Going into business with someone, or bringing a partner on after the fact can be a good thing for a company. Having a partner means having someone to share the load, physically, financially or both. What happens, though, when one's business partner is not living up to his or her end of the partnership agreement? Such employment disputes are common in Colorado and elsewhere.
Having a nonperforming partner can put a real strain on a business and the partner relationship. How such as issue can be handled, though, will ultimately depend on how one's company is structured. Larger corporations can use the majority rule. This is where a principal can, essentially, be voted out by stock holders. This is not how it works for limited liability companies or those who are in split ownership agreements.
So, how else can business partners go about resolving conflicts? There are three main ways. The first is through negotiation. This can be done with the assistance of a neutral third party. If the issue is resolved, a partnership agreement can be redrafted to reflect any changes made to each partner's roles and/or responsibilities.
The second way to resolve conflict is to utilize an exit strategy. This is something that should be included in the partnership agreement. For example, a partnership agreement might state that in the event one partner fails to perform, he or she will have to sell his or her interest in the company to his or her partner. If it is in writing, it is enforceable.
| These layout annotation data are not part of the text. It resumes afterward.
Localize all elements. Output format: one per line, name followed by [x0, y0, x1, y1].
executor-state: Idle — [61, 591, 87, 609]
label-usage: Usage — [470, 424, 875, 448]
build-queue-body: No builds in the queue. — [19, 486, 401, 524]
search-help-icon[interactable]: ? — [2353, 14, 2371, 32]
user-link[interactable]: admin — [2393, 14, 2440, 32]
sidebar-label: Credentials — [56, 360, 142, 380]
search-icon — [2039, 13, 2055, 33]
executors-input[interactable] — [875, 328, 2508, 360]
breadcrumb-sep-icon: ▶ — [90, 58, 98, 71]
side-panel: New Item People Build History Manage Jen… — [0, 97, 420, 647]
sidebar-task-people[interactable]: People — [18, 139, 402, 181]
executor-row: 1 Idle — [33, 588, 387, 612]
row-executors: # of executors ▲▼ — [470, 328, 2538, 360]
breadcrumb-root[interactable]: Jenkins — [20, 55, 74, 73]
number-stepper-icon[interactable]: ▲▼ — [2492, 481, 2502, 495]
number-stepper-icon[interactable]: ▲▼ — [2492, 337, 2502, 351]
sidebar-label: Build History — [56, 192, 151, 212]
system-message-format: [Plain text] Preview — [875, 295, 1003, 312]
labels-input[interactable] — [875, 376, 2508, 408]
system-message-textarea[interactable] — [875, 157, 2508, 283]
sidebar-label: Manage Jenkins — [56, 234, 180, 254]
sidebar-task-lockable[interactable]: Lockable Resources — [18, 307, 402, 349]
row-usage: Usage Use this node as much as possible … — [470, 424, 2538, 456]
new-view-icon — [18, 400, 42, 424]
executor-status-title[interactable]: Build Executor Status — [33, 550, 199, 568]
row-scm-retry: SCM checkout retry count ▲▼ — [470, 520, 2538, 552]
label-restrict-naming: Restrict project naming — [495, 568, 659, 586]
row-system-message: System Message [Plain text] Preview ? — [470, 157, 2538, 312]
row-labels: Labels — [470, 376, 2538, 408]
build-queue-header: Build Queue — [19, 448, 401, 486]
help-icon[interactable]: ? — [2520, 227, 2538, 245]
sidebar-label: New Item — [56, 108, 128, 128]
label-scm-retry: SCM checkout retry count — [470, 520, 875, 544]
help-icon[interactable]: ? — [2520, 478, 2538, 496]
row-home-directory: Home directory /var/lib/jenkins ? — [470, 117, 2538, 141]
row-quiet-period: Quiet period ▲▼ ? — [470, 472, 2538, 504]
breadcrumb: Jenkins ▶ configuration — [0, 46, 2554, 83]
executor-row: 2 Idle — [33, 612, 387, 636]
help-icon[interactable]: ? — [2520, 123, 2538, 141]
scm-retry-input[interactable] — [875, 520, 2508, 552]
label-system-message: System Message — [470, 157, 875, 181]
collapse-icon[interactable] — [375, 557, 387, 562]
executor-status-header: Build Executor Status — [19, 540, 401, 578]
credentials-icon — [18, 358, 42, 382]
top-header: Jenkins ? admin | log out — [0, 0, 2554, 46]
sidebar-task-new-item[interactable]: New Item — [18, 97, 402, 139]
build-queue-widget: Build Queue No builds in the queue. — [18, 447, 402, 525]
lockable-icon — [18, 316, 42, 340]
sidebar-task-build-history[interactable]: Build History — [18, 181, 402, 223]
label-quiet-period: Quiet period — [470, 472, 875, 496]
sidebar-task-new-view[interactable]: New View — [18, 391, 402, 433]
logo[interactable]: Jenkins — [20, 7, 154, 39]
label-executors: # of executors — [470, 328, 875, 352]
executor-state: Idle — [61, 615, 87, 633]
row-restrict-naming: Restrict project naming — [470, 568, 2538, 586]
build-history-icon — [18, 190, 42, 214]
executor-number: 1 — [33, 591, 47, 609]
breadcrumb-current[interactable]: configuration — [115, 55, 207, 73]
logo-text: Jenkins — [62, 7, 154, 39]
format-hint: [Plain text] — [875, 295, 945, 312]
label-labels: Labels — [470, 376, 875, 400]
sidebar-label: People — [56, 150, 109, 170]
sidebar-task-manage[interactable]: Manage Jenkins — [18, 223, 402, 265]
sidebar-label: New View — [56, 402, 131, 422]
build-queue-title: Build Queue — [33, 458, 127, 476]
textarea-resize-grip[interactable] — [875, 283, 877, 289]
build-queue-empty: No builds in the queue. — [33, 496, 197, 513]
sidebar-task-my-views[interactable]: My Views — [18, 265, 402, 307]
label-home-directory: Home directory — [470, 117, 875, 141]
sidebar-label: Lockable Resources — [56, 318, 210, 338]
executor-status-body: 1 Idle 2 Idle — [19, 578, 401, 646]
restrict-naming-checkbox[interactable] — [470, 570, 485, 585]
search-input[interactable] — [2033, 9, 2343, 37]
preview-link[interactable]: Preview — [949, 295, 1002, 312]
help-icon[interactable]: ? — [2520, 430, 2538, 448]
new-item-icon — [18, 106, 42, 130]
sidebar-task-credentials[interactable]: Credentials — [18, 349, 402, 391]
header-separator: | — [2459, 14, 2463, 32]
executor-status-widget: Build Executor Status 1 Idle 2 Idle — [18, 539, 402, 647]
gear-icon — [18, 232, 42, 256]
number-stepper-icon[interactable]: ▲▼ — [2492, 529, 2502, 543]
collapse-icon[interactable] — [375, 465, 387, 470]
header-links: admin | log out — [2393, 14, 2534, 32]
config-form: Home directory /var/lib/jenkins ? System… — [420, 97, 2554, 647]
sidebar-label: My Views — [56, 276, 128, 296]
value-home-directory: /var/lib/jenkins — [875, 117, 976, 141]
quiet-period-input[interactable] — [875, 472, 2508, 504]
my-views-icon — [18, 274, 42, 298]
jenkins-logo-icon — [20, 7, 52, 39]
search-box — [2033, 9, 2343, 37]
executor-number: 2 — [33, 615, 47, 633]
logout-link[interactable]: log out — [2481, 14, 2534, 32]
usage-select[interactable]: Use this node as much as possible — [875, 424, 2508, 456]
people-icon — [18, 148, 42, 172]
Finally, the third form of conflict resolution is going to court. As this is generally the most expensive route, it is understandable that most business owners in Colorado and elsewhere would want to avoid this if possible. Sometimes, though, it is the only way to resolve a partnership dispute. Regardless of which conflict resolution method is utilized to handle employment disputes, an experienced attorney can assist business owners in resolving the issues as swiftly as possible.